The board must keep the focus of the CEO on future strategy – how the organisation can achieve its purpose during these volatile times – by looking at new opportunities, rewards, as well as the risks. They need to make sure future strategy is live in the boardroom, and not something they focus on once a year.
One of the most important roles of the board is in ensuring the CEO has the right skills and mindset to lead the business forward. Therefore, at the start of 2023 it’s critical to have in place a CEO who is fit for the future. To effectively achieve this they must regularly evaluate the CEO – a basic board hygiene process. Reviewing the CEO was something many directors felt was ‘nice to have’ rather than ‘need to have’ during the Covid health emergency.
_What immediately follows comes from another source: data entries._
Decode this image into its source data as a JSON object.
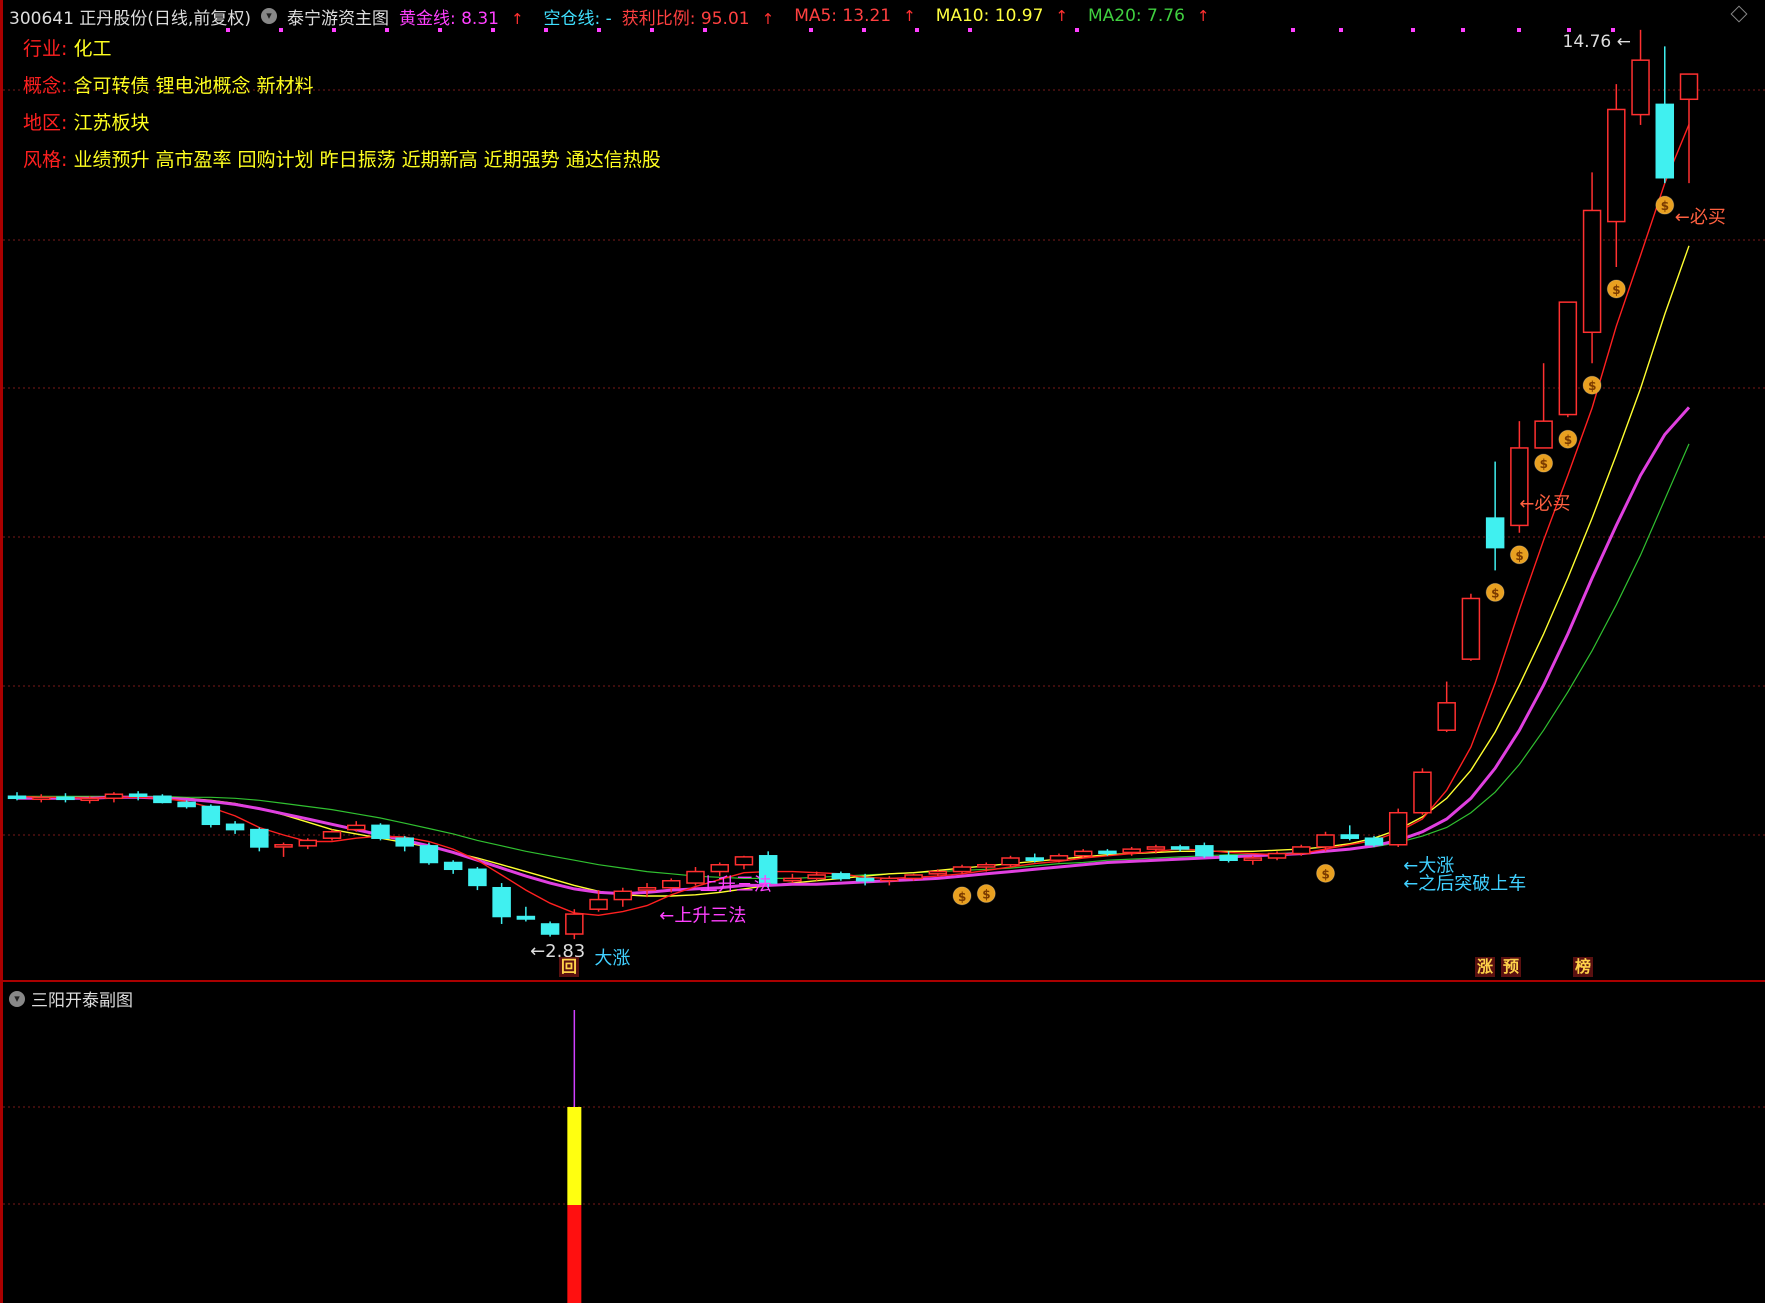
{
  "header": {
    "code_name": "300641 正丹股份(日线,前复权)",
    "template": "泰宁游资主图",
    "gold_line": "黄金线: 8.31",
    "empty_line": "空仓线: -",
    "profit_ratio": "获利比例: 95.01",
    "ma5": "MA5: 13.21",
    "ma10": "MA10: 10.97",
    "ma20": "MA20: 7.76",
    "colors": {
      "gold": "#ff40ff",
      "empty": "#40e0ff",
      "profit": "#ff4040",
      "ma5": "#ff4040",
      "ma10": "#ffff40",
      "ma20": "#40d040"
    }
  },
  "info": [
    {
      "key": "行业:",
      "value": "化工"
    },
    {
      "key": "概念:",
      "value": "含可转债 锂电池概念 新材料"
    },
    {
      "key": "地区:",
      "value": "江苏板块"
    },
    {
      "key": "风格:",
      "value": "业绩预升 高市盈率 回购计划 昨日振荡 近期新高 近期强势 通达信热股"
    }
  ],
  "markers": {
    "hui": "回",
    "zhang": "涨",
    "yu": "预",
    "bang": "榜"
  },
  "sub_panel": {
    "title": "三阳开泰副图"
  },
  "chart_data": {
    "type": "candlestick",
    "title": "",
    "price_max_label": "14.76",
    "price_min_label": "2.83",
    "candles": [
      [
        3.42,
        3.46,
        3.38,
        3.4
      ],
      [
        3.4,
        3.44,
        3.36,
        3.41
      ],
      [
        3.41,
        3.45,
        3.36,
        3.39
      ],
      [
        3.39,
        3.42,
        3.35,
        3.4
      ],
      [
        3.4,
        3.46,
        3.36,
        3.44
      ],
      [
        3.44,
        3.47,
        3.38,
        3.42
      ],
      [
        3.42,
        3.44,
        3.35,
        3.36
      ],
      [
        3.36,
        3.38,
        3.3,
        3.32
      ],
      [
        3.32,
        3.34,
        3.12,
        3.15
      ],
      [
        3.15,
        3.18,
        3.06,
        3.1
      ],
      [
        3.1,
        3.12,
        2.9,
        2.94
      ],
      [
        2.94,
        2.98,
        2.85,
        2.96
      ],
      [
        2.95,
        3.02,
        2.92,
        3.0
      ],
      [
        3.02,
        3.1,
        3.0,
        3.08
      ],
      [
        3.1,
        3.18,
        3.08,
        3.14
      ],
      [
        3.14,
        3.16,
        3.0,
        3.02
      ],
      [
        3.02,
        3.04,
        2.9,
        2.95
      ],
      [
        2.95,
        2.98,
        2.78,
        2.8
      ],
      [
        2.8,
        2.82,
        2.7,
        2.74
      ],
      [
        2.74,
        2.76,
        2.56,
        2.6
      ],
      [
        2.58,
        2.62,
        2.28,
        2.34
      ],
      [
        2.34,
        2.42,
        2.3,
        2.32
      ],
      [
        2.28,
        2.3,
        2.18,
        2.2
      ],
      [
        2.2,
        2.4,
        2.16,
        2.36
      ],
      [
        2.4,
        2.56,
        2.38,
        2.48
      ],
      [
        2.48,
        2.58,
        2.42,
        2.55
      ],
      [
        2.56,
        2.62,
        2.5,
        2.58
      ],
      [
        2.58,
        2.66,
        2.54,
        2.64
      ],
      [
        2.62,
        2.76,
        2.6,
        2.72
      ],
      [
        2.72,
        2.8,
        2.68,
        2.78
      ],
      [
        2.78,
        2.86,
        2.74,
        2.85
      ],
      [
        2.86,
        2.9,
        2.58,
        2.62
      ],
      [
        2.64,
        2.7,
        2.62,
        2.66
      ],
      [
        2.66,
        2.72,
        2.64,
        2.69
      ],
      [
        2.7,
        2.72,
        2.64,
        2.66
      ],
      [
        2.66,
        2.7,
        2.6,
        2.64
      ],
      [
        2.64,
        2.68,
        2.6,
        2.66
      ],
      [
        2.66,
        2.7,
        2.64,
        2.69
      ],
      [
        2.7,
        2.74,
        2.68,
        2.72
      ],
      [
        2.72,
        2.78,
        2.7,
        2.76
      ],
      [
        2.76,
        2.8,
        2.72,
        2.78
      ],
      [
        2.78,
        2.86,
        2.76,
        2.84
      ],
      [
        2.84,
        2.88,
        2.8,
        2.82
      ],
      [
        2.82,
        2.88,
        2.8,
        2.86
      ],
      [
        2.86,
        2.92,
        2.84,
        2.9
      ],
      [
        2.9,
        2.92,
        2.86,
        2.89
      ],
      [
        2.89,
        2.94,
        2.86,
        2.92
      ],
      [
        2.92,
        2.96,
        2.88,
        2.94
      ],
      [
        2.94,
        2.96,
        2.9,
        2.93
      ],
      [
        2.95,
        2.98,
        2.84,
        2.86
      ],
      [
        2.86,
        2.9,
        2.8,
        2.82
      ],
      [
        2.82,
        2.86,
        2.78,
        2.84
      ],
      [
        2.84,
        2.9,
        2.82,
        2.88
      ],
      [
        2.88,
        2.96,
        2.86,
        2.94
      ],
      [
        2.94,
        3.08,
        2.9,
        3.05
      ],
      [
        3.05,
        3.14,
        3.0,
        3.02
      ],
      [
        3.02,
        3.04,
        2.94,
        2.96
      ],
      [
        2.96,
        3.3,
        2.94,
        3.26
      ],
      [
        3.26,
        3.7,
        3.24,
        3.66
      ],
      [
        4.1,
        4.64,
        4.08,
        4.4
      ],
      [
        4.9,
        5.7,
        4.88,
        5.64
      ],
      [
        6.7,
        7.5,
        6.0,
        6.3
      ],
      [
        6.6,
        8.1,
        6.5,
        7.7
      ],
      [
        7.7,
        9.0,
        7.8,
        8.1
      ],
      [
        8.2,
        10.0,
        8.16,
        10.0
      ],
      [
        9.5,
        12.3,
        9.0,
        11.6
      ],
      [
        11.4,
        14.0,
        10.6,
        13.5
      ],
      [
        13.4,
        15.1,
        13.2,
        14.48
      ],
      [
        13.6,
        14.76,
        12.1,
        12.2
      ],
      [
        13.7,
        14.2,
        12.1,
        14.2
      ]
    ],
    "ma5": [
      3.42,
      3.41,
      3.41,
      3.4,
      3.41,
      3.41,
      3.4,
      3.37,
      3.31,
      3.23,
      3.12,
      3.05,
      2.99,
      2.99,
      3.02,
      3.04,
      3.03,
      2.99,
      2.92,
      2.82,
      2.69,
      2.56,
      2.45,
      2.37,
      2.35,
      2.38,
      2.43,
      2.52,
      2.59,
      2.65,
      2.71,
      2.72,
      2.72,
      2.71,
      2.7,
      2.67,
      2.66,
      2.67,
      2.68,
      2.7,
      2.73,
      2.76,
      2.79,
      2.81,
      2.84,
      2.86,
      2.88,
      2.9,
      2.92,
      2.91,
      2.89,
      2.88,
      2.87,
      2.88,
      2.92,
      2.96,
      3.0,
      3.08,
      3.2,
      3.48,
      3.92,
      4.62,
      5.5,
      6.4,
      7.3,
      8.3,
      9.6,
      10.8,
      12.1,
      13.21
    ],
    "ma10": [
      3.42,
      3.41,
      3.41,
      3.41,
      3.41,
      3.41,
      3.41,
      3.4,
      3.38,
      3.35,
      3.3,
      3.24,
      3.17,
      3.1,
      3.06,
      3.02,
      2.98,
      2.94,
      2.89,
      2.84,
      2.78,
      2.72,
      2.66,
      2.6,
      2.55,
      2.52,
      2.51,
      2.51,
      2.52,
      2.54,
      2.57,
      2.6,
      2.62,
      2.64,
      2.66,
      2.68,
      2.7,
      2.71,
      2.73,
      2.75,
      2.77,
      2.79,
      2.81,
      2.83,
      2.85,
      2.87,
      2.88,
      2.89,
      2.9,
      2.9,
      2.9,
      2.9,
      2.91,
      2.92,
      2.94,
      2.97,
      3.02,
      3.1,
      3.22,
      3.4,
      3.68,
      4.08,
      4.6,
      5.2,
      5.9,
      6.7,
      7.6,
      8.6,
      9.8,
      10.97
    ],
    "ma20": [
      3.42,
      3.42,
      3.42,
      3.42,
      3.42,
      3.42,
      3.42,
      3.41,
      3.41,
      3.4,
      3.38,
      3.35,
      3.32,
      3.29,
      3.25,
      3.21,
      3.16,
      3.11,
      3.06,
      3.0,
      2.95,
      2.9,
      2.86,
      2.82,
      2.78,
      2.75,
      2.72,
      2.7,
      2.68,
      2.67,
      2.66,
      2.66,
      2.66,
      2.67,
      2.68,
      2.69,
      2.7,
      2.71,
      2.72,
      2.73,
      2.74,
      2.75,
      2.77,
      2.79,
      2.8,
      2.82,
      2.83,
      2.84,
      2.85,
      2.86,
      2.87,
      2.87,
      2.88,
      2.89,
      2.9,
      2.92,
      2.94,
      2.98,
      3.04,
      3.12,
      3.26,
      3.46,
      3.74,
      4.1,
      4.52,
      5.0,
      5.56,
      6.2,
      6.96,
      7.76
    ],
    "gold": [
      3.4,
      3.4,
      3.4,
      3.4,
      3.41,
      3.41,
      3.4,
      3.39,
      3.37,
      3.34,
      3.3,
      3.25,
      3.2,
      3.15,
      3.1,
      3.05,
      3.0,
      2.95,
      2.89,
      2.82,
      2.75,
      2.68,
      2.62,
      2.57,
      2.54,
      2.53,
      2.54,
      2.56,
      2.57,
      2.58,
      2.6,
      2.6,
      2.61,
      2.61,
      2.62,
      2.63,
      2.64,
      2.65,
      2.66,
      2.68,
      2.7,
      2.72,
      2.74,
      2.76,
      2.78,
      2.8,
      2.81,
      2.82,
      2.83,
      2.84,
      2.85,
      2.86,
      2.87,
      2.88,
      2.9,
      2.92,
      2.95,
      3.0,
      3.08,
      3.2,
      3.4,
      3.7,
      4.1,
      4.6,
      5.2,
      5.9,
      6.6,
      7.3,
      7.9,
      8.31
    ],
    "annotations": [
      {
        "text": "←2.83",
        "i": 22
      },
      {
        "text": "大涨",
        "i": 23
      },
      {
        "text": "←上升三法",
        "i": 27
      },
      {
        "text": "上升三法",
        "i": 29
      },
      {
        "text": "←大涨",
        "i": 57
      },
      {
        "text": "←之后突破上车",
        "i": 57
      },
      {
        "text": "←必买",
        "i": 62
      },
      {
        "text": "←必买",
        "i": 68
      }
    ],
    "money_bags": [
      39,
      40,
      54,
      61,
      62,
      63,
      64,
      65,
      66,
      68
    ],
    "sub_bar": {
      "i": 23,
      "yellow": 0.5,
      "red": 0.5
    }
  }
}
At the conclusion of any review process there must be clarity, not only on the performance, but on the next steps in personal development for the CEO, with deliverables agreed by all parties. These can then be revisited and reviewed regularly to check on progress.
After the Covid health emergency boards need to step up again in supporting the CEO during a new period of volatility. Only then can they effectively assist the CEO in ensuring their organisation successfully navigates its way through a turbulent 2023 and experiences long-term growth.